Adesso ci vorrebbe una speranza
nuova. Un sogno grande assai. Ma sembra che siano finiti i tempi delle speranze
e dei sogni. Come se tutto fosse stato risucchiato in un gorgo, immenso, senza
fine. Un gorgo oscuro. Ma ritorna, ancora una volta, il primo di maggio. E mi
piacerebbe pensarlo come nell’indimenticabile visione del sole dell’avvenire in
“Palombella rossa” del grande Nanni.
Un sole grande grande che illumini l’oscurità dell’oggi. Ho ritrovato, tra i
miei ritagli, un bellissimo pezzo dello scrittore-artista Andrea Satta che ha
per titolo “Il primo maggio e adesso ci
vorrebbe un discorso sincero sull’occupazione”; è stato scritto per il
quotidiano l’Unità del primo di maggio dell’anno 2011. Lo trascrivo di seguito
integralmente.
Adesso ci vorrebbe il sole. Ci
vorrebbe di andare al mare con l’ombrellone a vedere le onde la prima volta in
stagione. Ci vorrebbe di filare in bicicletta in due fino in fondo alla pineta
e di laggiù vedere come è strano il campanile.
Adesso ci vorrebbe di fare
l’amore nel prato dietro la rimessa mentre sale l’aria calda dal fienile, di
fare l’ora di pranzo al bar in piazza che a casa è quasi pronto, aspettando
nonna che torna dalla messa.
Adesso ci vorrebbe che arrivasse
papà a tavola con le «pastarelle», sempre quelle, ci vorrebbe di aspettarti
alla stazione e fuggire, per uno spaghetto al pesto, in quella trattoriola
verde dove ci siamo conosciuti, tra le farfalle. Ci vorrebbe di salire in Vespa
e … via, senza casco verso il lago, via … senza paura verso il fiume, via …

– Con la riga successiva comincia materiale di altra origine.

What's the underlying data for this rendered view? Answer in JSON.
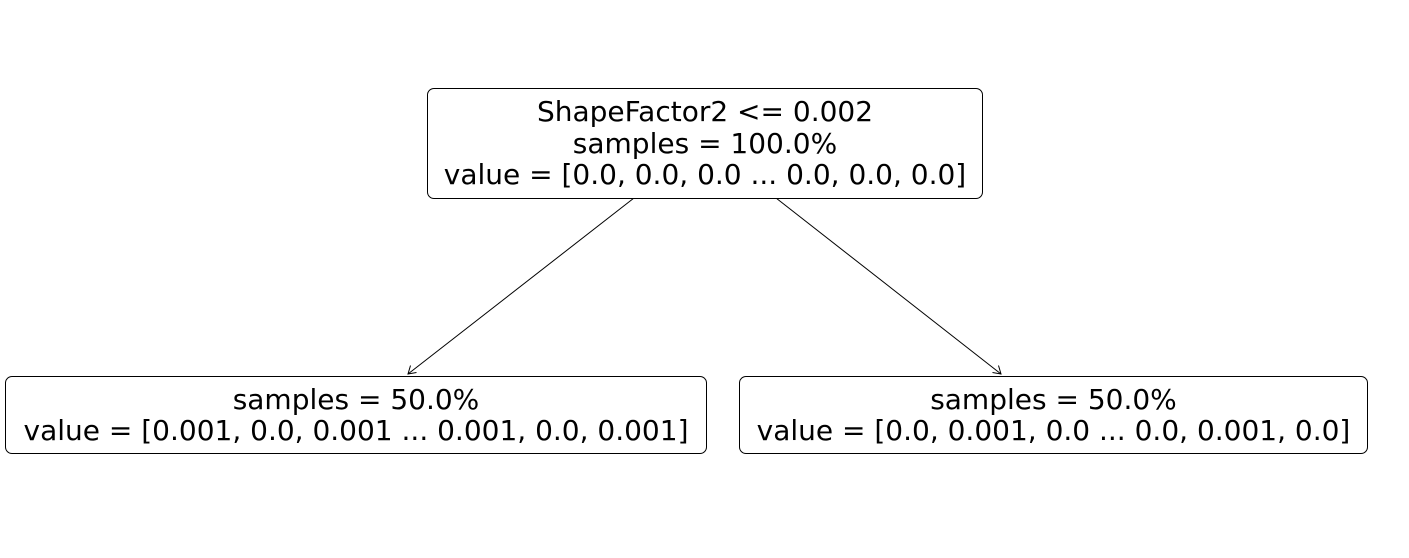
{
  "tree": {
    "root": {
      "condition": "ShapeFactor2 <= 0.002",
      "samples": "samples = 100.0%",
      "value": "value = [0.0, 0.0, 0.0 ... 0.0, 0.0, 0.0]"
    },
    "left": {
      "samples": "samples = 50.0%",
      "value": "value = [0.001, 0.0, 0.001 ... 0.001, 0.0, 0.001]"
    },
    "right": {
      "samples": "samples = 50.0%",
      "value": "value = [0.0, 0.001, 0.0 ... 0.0, 0.001, 0.0]"
    }
  },
  "colors": {
    "stroke": "#000000",
    "fill": "#ffffff"
  }
}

senza fame tutto il giorno, che c’è sempre tanto altro da vivere e … via, che
ancora ce n’è da inventare.
Adesso ci vorrebbe di ascoltare
una parola appassionata, un discorso sincero sul lavoro, sullo sfruttamento e
sulla redenzione, ma bello bello per davvero. Ci vorrebbe di dire basta a
quello che ci offende e crederci sinceramente alla giustizia, ai sogni grandi,
e che la rabbia abbia finalmente un senso. Ci vorrebbe che mi venissero in
mente i nomi degli uomini e delle donne tutte, uccisi e uccise dal lavoro,
morti e morte per difenderne il diritto, sparati e sparate dai padroni e dalla
polizia, dai regimi e dalla democrazia.
Adesso ci vorrebbe un disco con
un po’ di idee incise da ascoltare, qualche nota di chitarra, di tromba e di
contrabbasso e di piano, ecco, sì, di piano. Un viaggio coi tuoi pensieri un
giorno coi desideri.
Adesso ci vorrebbe una crostata
di arance amare, un piatto di mele cotte, zucchero e limone con le fragole,
formaggio e pere, un panino con mortadella, una fitta pioggerella, un ombrello
grande per baciarti di nascosto, un angolo sconosciuto per dire ti amo al vento
che sa dimenticare presto, anche se è uno sbaglio, anche se è un abbaglio.
Adesso ci vorrebbe una radio da
ascoltare, una rima a memoria da tramandare, un carretto con cocco e gelati che
si lasci annunciare, mentre il sole picchia e l’universo scrocchia.
Tutto questo insieme in una sola
vita non c’è mai stato, non ha mai trovato posto, ma la sfiga vera è che noi
tutti lo sappiamo collegare al resto. Tutto questo sarà domani e domani può
ancora arrivare. Io, il Primo Maggio, lo passerò qui, in piedi sulla riva a
guardare il mare. Prima o poi qualche sogno dovrà tornare. Una vela nuova.